Some question what these applications will be and whether there is demand for this security. But this parallels early skepticism of Bitcoin and Ethereum's security. Just as Bitcoin and Ethereum unlocked waves of innovation as their security grew, (re)staking massively expands the design space for what can be securely built by using collateral as security.

In this view, betting against demand emerging for restaked security is betting against the continued growth and evolution of crypto itself. While the exact applications are in the process of being built, (re)staking represents a natural progression in extending blockchain security to enable a new scale of innovation, just as Bitcoin and Ethereum did before it. Potential applications include hyperscale data availability layers, decentralized sequencers, light-node bridges, oracles, MEV management solutions, decentralized automation and more.

By rethinking blockchain security as a service that can be borrowed, repackaged and reused through techniques like (re)staking, the aim is to accelerate crypto's evolution, making its most powerful economic security models available as an open platform to unlock the next generations of decentralized applications and protocols. While uncertain, realizing this potential could expand crypto's horizons as significantly as the emergence of programmable blockchains like Ethereum did in enabling the current ecosystem to flourish.

The foresight to recognize Bitcoin's potential early on proved immensely rewarding for early adopters.
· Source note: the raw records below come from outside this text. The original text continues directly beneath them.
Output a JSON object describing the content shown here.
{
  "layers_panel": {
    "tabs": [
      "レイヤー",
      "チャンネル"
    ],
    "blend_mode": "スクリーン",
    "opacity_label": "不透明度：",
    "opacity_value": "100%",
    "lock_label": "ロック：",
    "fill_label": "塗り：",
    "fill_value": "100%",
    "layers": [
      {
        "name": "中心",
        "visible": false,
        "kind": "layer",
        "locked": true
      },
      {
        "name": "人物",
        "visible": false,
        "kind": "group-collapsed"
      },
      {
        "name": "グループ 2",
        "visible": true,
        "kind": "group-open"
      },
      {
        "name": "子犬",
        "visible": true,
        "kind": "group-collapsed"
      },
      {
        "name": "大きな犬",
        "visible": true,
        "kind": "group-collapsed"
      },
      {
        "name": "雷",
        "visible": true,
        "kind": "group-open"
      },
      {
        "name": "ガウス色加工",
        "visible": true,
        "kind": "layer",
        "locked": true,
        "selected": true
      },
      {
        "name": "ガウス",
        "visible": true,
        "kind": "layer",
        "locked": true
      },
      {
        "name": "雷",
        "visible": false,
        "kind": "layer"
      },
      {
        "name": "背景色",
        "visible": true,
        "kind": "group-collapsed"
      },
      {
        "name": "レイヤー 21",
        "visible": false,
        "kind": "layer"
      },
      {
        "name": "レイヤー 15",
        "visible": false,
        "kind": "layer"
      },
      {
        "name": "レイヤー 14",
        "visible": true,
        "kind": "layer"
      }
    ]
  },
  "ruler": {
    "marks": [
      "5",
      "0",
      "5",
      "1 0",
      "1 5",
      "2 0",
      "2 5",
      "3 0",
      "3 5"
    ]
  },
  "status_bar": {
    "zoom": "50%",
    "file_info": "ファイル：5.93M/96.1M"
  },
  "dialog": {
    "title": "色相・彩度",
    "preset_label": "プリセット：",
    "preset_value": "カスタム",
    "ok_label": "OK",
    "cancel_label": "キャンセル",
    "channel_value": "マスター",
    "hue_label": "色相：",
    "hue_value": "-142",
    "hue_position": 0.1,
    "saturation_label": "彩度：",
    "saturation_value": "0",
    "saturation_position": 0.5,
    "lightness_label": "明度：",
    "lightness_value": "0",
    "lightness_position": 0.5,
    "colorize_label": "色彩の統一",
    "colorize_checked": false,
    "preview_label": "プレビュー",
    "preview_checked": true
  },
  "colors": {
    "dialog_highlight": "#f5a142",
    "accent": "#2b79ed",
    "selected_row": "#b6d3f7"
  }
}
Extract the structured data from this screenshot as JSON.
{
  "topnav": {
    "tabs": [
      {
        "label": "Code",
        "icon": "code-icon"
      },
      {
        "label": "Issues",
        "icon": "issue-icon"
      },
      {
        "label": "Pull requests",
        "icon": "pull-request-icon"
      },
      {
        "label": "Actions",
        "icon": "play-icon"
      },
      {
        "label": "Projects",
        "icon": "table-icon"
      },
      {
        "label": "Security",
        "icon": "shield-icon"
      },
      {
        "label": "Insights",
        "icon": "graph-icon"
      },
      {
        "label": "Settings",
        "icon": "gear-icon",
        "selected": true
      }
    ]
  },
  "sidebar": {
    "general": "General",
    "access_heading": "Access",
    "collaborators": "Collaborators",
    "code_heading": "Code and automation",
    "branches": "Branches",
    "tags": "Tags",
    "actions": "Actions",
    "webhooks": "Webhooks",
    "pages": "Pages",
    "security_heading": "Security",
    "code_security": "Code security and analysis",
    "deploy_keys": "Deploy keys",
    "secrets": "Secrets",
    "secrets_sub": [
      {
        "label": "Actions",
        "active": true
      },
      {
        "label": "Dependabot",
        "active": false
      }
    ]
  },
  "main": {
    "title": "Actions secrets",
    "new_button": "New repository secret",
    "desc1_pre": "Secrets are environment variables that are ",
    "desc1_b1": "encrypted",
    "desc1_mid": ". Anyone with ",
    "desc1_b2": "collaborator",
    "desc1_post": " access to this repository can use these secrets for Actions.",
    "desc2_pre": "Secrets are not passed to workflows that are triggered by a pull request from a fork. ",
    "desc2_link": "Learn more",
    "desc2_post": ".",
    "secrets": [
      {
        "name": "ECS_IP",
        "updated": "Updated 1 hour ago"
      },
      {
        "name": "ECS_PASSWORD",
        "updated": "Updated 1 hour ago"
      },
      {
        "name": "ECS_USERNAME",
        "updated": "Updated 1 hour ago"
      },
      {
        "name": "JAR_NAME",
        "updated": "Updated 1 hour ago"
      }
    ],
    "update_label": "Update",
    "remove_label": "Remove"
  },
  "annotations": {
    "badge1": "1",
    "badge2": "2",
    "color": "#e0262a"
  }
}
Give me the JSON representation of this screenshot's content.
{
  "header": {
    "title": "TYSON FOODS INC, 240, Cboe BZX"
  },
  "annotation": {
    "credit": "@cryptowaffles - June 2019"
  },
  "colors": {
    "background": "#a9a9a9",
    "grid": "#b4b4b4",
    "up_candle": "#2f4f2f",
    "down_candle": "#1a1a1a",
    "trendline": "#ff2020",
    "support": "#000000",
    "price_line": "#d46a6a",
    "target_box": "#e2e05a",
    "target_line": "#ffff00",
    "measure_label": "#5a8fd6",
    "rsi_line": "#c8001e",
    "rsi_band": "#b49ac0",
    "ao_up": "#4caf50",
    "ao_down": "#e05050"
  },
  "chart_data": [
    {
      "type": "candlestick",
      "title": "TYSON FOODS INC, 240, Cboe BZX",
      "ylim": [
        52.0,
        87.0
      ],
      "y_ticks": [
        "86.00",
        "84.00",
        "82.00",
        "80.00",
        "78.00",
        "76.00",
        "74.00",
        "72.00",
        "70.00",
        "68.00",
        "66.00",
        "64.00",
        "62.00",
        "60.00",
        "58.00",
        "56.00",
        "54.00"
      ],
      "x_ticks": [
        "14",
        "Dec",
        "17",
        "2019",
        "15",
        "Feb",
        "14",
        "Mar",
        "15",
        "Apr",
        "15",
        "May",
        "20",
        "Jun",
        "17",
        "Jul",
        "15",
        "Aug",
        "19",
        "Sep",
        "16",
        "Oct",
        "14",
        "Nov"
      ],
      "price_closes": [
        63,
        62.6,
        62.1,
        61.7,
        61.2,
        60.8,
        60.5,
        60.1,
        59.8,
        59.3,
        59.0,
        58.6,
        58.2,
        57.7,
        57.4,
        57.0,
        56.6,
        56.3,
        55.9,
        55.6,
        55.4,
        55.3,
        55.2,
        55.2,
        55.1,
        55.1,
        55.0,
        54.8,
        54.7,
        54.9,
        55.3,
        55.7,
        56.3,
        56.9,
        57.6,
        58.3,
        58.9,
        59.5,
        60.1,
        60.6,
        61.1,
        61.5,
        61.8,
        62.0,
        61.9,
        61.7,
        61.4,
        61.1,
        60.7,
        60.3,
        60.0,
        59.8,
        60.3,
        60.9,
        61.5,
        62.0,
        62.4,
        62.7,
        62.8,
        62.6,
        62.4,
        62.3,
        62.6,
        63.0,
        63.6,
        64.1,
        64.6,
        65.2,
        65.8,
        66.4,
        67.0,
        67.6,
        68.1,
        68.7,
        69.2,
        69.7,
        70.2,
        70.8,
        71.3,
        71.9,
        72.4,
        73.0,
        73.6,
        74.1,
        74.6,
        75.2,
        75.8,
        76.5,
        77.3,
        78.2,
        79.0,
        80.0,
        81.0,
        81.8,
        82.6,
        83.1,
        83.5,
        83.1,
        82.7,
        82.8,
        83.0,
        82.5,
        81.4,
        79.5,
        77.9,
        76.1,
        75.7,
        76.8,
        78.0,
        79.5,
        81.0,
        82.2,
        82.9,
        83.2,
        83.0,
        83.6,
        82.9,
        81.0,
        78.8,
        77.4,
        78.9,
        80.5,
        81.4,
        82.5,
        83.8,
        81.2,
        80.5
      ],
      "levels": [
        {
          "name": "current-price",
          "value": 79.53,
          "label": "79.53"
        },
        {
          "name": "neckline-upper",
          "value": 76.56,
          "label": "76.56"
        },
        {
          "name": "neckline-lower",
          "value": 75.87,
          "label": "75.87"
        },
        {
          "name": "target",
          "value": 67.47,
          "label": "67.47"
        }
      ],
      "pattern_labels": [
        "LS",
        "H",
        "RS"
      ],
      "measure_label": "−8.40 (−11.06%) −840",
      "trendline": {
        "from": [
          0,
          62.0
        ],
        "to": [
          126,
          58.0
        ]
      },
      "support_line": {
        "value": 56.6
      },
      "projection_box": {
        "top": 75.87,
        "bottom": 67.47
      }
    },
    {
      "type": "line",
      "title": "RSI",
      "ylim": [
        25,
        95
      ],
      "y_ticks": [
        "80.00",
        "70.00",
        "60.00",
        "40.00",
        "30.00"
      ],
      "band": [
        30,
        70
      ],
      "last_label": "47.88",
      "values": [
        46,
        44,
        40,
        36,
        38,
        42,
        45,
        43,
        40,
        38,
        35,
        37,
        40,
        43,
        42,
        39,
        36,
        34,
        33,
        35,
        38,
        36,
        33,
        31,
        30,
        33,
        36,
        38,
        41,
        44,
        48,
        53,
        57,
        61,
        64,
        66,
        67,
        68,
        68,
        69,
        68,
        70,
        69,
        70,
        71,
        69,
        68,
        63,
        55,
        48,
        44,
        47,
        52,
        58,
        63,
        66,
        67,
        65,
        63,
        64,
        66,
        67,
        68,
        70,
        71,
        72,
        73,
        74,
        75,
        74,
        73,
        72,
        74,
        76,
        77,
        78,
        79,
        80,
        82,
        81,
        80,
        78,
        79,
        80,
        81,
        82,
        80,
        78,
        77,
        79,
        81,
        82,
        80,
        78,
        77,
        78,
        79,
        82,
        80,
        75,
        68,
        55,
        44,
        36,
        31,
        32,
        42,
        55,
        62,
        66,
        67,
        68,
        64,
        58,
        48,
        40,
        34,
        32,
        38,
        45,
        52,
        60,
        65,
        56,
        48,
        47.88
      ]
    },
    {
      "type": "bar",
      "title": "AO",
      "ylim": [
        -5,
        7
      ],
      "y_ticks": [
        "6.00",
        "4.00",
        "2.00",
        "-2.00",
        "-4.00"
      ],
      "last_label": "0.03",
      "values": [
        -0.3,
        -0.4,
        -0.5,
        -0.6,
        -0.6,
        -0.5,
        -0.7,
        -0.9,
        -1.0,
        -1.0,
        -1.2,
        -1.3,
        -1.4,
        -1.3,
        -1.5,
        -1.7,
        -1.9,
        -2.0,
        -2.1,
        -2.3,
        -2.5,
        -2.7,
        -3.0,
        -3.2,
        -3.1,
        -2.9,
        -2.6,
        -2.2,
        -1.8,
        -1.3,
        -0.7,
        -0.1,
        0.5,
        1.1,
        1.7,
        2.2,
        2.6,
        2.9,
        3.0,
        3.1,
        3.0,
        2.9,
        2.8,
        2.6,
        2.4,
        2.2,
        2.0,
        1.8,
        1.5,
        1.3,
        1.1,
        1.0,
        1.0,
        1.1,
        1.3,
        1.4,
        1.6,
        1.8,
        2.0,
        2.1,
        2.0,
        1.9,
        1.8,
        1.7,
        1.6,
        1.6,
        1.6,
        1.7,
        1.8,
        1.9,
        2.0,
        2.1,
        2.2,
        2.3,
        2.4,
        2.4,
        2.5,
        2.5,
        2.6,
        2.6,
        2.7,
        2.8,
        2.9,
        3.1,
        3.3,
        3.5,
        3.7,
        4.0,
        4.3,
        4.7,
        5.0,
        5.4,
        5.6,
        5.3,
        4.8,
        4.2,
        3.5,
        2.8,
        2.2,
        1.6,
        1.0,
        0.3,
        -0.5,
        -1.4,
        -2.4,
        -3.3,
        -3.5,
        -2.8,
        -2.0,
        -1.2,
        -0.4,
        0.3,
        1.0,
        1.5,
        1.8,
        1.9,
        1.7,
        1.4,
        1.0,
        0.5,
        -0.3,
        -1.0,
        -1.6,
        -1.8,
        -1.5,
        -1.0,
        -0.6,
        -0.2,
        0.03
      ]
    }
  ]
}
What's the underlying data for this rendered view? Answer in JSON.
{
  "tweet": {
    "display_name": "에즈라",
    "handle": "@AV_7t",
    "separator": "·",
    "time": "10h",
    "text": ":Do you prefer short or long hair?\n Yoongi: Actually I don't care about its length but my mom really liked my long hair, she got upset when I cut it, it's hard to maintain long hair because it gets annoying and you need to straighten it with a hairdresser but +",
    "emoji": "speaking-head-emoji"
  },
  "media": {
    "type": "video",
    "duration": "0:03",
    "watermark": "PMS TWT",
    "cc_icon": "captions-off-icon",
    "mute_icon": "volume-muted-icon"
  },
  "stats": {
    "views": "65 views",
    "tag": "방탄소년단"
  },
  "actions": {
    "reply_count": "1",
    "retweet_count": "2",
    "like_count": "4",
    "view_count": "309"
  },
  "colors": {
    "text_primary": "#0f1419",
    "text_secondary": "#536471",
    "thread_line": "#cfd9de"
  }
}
Those who saw beyond the initial skepticism and grasped the implications of Bitcoin's growing security infrastructure reaped extraordinary benefits. In a similar vein, early adopters of (re)staking technology stand at a comparable frontier today. By recognizing the potential of repurposing economic security for a multitude of new applications, these pioneers will position themselves to capture value on a scale reminiscent of Bitcoin's early days, as (re)staking will unlock an entirely new ecosystem of secure, decentralized services.

In many ways, betting against (re)staking is essentially a belief that we've reached a maximum in terms of the growth opportunity and applicability of blockchain security. This stance seems shortsighted when we consider that the goal of blockchain is to create a source of security that is not dependent on the state’s monopoly on violence for enforcement. While crypto has come a long way since Satoshi’s whitepaper, we’ve still barely made a dent in the state's monopoly of security through violence. Why stop believing now?